I was struck by this quote from Peter Sansom in the last Poetry Review. "Most [poets], I think, are like me, and not poets at all, but people who sometimes write poems, and whose lives, for good or ill, are given over to making that sometimes possible."

It is that "sometimes possible" which weighs heaviest in this argument, I think. A baker is not a baker when sometimes possible, neither is any high street trade ... or, indeed, almost any other creative activity, again, primarily for financial reasons. Can anyone afford to be a poet?? Or is that a silly question?


William Herbert
I'm (finally) happy enough to call myself a poet, despite having great problems with categories of all sorts, from 'male' to 'Scottish' to 'socialist' to 'tablet' (try defining tablet to a non-Scot, just try). I was actually asked this by two earnest and rather sweet German boys (who wore berets at all times) while I was eating in the Idiot Café in St Petersburg. Yes, I know this sounds unlikely, but there you are. I thought about the situations in which I say I lecture at Lancaster University, and those in which I declare that I'm a writer – which seems little more than a declaration that I am not currently illiterate – and I thought about the publications, the act of public acknowledgement which is being asked to somewhere abroad to read your poetry. i thought about how tired I was pussyfooting around this particular term.

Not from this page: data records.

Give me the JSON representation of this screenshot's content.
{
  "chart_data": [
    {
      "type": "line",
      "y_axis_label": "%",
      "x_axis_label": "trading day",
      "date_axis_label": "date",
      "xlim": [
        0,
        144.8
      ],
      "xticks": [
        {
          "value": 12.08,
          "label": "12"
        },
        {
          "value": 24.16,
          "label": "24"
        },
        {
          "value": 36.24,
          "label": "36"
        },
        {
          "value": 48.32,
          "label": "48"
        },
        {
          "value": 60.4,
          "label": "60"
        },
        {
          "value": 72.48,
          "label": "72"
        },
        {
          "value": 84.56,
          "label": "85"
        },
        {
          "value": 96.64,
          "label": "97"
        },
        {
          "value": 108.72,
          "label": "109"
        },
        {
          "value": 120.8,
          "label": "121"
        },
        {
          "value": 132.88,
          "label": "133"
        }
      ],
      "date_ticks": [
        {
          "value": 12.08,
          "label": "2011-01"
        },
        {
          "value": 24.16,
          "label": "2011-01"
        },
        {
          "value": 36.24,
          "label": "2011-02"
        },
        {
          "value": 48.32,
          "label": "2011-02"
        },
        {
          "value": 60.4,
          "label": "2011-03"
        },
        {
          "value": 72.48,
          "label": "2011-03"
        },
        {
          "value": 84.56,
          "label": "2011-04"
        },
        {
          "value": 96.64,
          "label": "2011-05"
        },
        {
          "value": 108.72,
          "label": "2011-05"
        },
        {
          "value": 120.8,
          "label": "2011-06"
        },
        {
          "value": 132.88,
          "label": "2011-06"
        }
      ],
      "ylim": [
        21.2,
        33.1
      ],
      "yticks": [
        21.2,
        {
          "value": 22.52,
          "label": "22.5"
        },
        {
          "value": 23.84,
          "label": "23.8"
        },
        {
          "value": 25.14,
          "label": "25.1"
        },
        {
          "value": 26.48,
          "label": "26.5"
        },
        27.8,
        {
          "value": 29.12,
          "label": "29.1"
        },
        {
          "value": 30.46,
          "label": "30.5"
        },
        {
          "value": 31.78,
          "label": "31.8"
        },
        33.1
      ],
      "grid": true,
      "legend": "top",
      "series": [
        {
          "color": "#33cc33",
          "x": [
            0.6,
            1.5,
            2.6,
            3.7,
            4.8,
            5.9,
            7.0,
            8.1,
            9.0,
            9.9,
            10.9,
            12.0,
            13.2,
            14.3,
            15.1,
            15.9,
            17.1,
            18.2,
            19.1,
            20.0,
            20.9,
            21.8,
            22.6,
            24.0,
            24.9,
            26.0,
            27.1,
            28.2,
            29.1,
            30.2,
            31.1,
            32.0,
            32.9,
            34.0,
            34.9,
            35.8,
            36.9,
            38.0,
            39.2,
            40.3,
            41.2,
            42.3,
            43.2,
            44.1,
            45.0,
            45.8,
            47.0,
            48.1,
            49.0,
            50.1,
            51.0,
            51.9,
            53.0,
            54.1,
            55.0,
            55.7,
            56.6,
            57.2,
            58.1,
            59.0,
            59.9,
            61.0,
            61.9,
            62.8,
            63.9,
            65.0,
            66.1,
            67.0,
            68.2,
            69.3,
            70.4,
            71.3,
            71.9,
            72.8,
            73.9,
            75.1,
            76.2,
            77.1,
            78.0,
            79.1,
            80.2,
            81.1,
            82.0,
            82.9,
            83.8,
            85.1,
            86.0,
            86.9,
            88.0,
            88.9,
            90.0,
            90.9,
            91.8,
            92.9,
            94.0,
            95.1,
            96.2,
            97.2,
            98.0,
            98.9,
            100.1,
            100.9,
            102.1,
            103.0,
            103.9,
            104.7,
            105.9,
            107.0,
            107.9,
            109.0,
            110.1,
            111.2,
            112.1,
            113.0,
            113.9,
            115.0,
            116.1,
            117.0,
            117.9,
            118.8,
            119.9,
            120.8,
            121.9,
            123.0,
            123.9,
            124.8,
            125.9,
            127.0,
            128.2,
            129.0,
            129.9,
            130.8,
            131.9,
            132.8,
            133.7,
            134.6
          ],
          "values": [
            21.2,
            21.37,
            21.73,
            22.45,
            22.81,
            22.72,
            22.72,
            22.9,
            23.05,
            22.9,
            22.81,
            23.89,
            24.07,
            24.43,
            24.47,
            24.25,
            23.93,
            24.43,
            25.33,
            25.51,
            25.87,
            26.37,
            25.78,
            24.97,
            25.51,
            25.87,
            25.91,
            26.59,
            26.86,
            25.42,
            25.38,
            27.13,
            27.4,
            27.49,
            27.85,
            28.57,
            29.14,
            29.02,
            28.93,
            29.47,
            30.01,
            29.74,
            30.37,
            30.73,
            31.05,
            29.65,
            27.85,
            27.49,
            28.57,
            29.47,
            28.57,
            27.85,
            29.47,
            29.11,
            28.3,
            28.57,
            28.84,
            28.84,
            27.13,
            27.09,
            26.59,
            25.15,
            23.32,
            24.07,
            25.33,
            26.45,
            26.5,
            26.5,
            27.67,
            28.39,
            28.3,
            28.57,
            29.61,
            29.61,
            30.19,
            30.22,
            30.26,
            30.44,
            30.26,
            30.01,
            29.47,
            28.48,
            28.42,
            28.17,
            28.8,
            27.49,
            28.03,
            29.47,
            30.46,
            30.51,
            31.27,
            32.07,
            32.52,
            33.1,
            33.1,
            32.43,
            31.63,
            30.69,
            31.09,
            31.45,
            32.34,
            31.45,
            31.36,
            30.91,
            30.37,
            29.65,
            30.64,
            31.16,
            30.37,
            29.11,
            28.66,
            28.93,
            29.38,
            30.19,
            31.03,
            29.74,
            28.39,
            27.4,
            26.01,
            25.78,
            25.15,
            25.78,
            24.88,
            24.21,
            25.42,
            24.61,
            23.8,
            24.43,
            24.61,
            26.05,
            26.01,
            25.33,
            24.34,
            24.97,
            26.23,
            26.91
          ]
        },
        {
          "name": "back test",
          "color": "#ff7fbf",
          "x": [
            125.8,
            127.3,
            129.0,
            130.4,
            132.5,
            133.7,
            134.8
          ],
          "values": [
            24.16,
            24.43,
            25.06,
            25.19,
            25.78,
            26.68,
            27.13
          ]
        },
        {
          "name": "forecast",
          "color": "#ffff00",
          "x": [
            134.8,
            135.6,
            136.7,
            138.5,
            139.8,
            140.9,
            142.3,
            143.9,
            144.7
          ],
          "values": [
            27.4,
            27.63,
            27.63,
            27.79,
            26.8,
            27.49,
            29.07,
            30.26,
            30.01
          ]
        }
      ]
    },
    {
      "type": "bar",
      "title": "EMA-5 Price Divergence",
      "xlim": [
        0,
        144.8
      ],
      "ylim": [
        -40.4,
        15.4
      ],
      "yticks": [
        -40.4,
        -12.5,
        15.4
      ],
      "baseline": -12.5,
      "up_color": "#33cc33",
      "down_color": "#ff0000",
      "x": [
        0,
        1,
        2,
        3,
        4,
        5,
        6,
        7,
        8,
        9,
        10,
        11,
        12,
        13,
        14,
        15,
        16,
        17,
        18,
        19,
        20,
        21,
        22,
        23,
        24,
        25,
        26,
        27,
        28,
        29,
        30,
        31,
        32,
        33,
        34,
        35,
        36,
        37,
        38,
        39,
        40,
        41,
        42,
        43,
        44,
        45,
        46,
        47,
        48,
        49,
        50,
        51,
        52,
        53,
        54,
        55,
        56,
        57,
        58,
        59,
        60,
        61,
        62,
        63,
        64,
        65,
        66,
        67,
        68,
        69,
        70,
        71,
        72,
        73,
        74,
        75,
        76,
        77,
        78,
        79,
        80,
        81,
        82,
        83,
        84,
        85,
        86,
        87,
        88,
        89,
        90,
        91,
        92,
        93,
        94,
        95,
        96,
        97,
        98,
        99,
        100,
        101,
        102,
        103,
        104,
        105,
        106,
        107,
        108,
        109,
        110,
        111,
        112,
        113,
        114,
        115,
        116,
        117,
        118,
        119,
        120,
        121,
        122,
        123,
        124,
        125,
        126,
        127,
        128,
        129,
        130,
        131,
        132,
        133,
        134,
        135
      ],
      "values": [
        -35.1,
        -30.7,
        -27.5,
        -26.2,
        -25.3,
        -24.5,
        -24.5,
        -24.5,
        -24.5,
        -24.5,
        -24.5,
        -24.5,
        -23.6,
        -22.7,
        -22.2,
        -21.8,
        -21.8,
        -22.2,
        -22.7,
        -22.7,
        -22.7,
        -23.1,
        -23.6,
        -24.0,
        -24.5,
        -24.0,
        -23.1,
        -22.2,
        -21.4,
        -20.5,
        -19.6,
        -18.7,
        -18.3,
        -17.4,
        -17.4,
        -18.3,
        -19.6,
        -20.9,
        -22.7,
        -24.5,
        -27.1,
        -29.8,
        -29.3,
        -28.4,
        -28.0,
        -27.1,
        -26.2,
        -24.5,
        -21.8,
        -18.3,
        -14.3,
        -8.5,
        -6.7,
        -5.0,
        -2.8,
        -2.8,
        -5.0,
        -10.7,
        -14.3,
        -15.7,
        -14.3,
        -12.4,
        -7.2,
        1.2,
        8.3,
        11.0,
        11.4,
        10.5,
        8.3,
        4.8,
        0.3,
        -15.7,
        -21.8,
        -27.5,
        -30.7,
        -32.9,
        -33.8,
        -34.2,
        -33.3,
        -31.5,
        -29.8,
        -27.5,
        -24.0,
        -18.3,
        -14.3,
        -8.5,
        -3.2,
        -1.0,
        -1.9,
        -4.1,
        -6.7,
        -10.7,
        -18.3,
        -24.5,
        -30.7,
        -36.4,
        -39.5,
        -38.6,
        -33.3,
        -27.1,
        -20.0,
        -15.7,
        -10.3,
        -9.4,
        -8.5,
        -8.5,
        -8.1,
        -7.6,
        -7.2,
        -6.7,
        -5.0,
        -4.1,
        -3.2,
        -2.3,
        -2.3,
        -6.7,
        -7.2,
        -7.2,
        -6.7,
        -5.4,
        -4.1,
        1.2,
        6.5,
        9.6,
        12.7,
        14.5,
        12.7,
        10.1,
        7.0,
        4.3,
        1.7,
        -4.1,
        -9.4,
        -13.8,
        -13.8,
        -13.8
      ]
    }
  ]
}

But the reason I said I felt able to call myself a poet was because it's what I do all the time. I wake up trying to remember something I wrote down or read in a dream; I come back from taking my daughter to school and write down th things that occurred to me in the car; I buy one of those pads you can stick to your windscreen so that I can attempt to take notes when I'm driving; I carry a notepad constantly and find that there are very few days in which something is not jotted down; I have pages of scrappy revised or to be-revised material I carry round with me; I have twenty poems in my head at any given time which are waiting for the transition from neat title or potential theme into actual language; I have twenty poems on disk or in draft that are being worked on whenever I have a minute; I prefer to go to the pub by myself on a Saturday afternoon because it ritualises the necessary idleness during which unconscious composition goes on; I very rarely pick up a book or go see a movie that is not (usually extremely obliquely) related to something I'm writing or intending to write or hope one day to be able to write; I am depressed before I write a poem, then elated once I have, then depressed again when I see how far it's still got to go, and I go to sleep wondering if I'll be able to memorise those few lines or whether I should just get up and write them dzzzzzz – and I do this whenever I am not being actively called upon to teach, mark edit, cook, clean, look after the bairn or be with my wife or friends (and they're all writers, mostly poets, anyway).

Sad is not the word. Tablet is definitely not the word.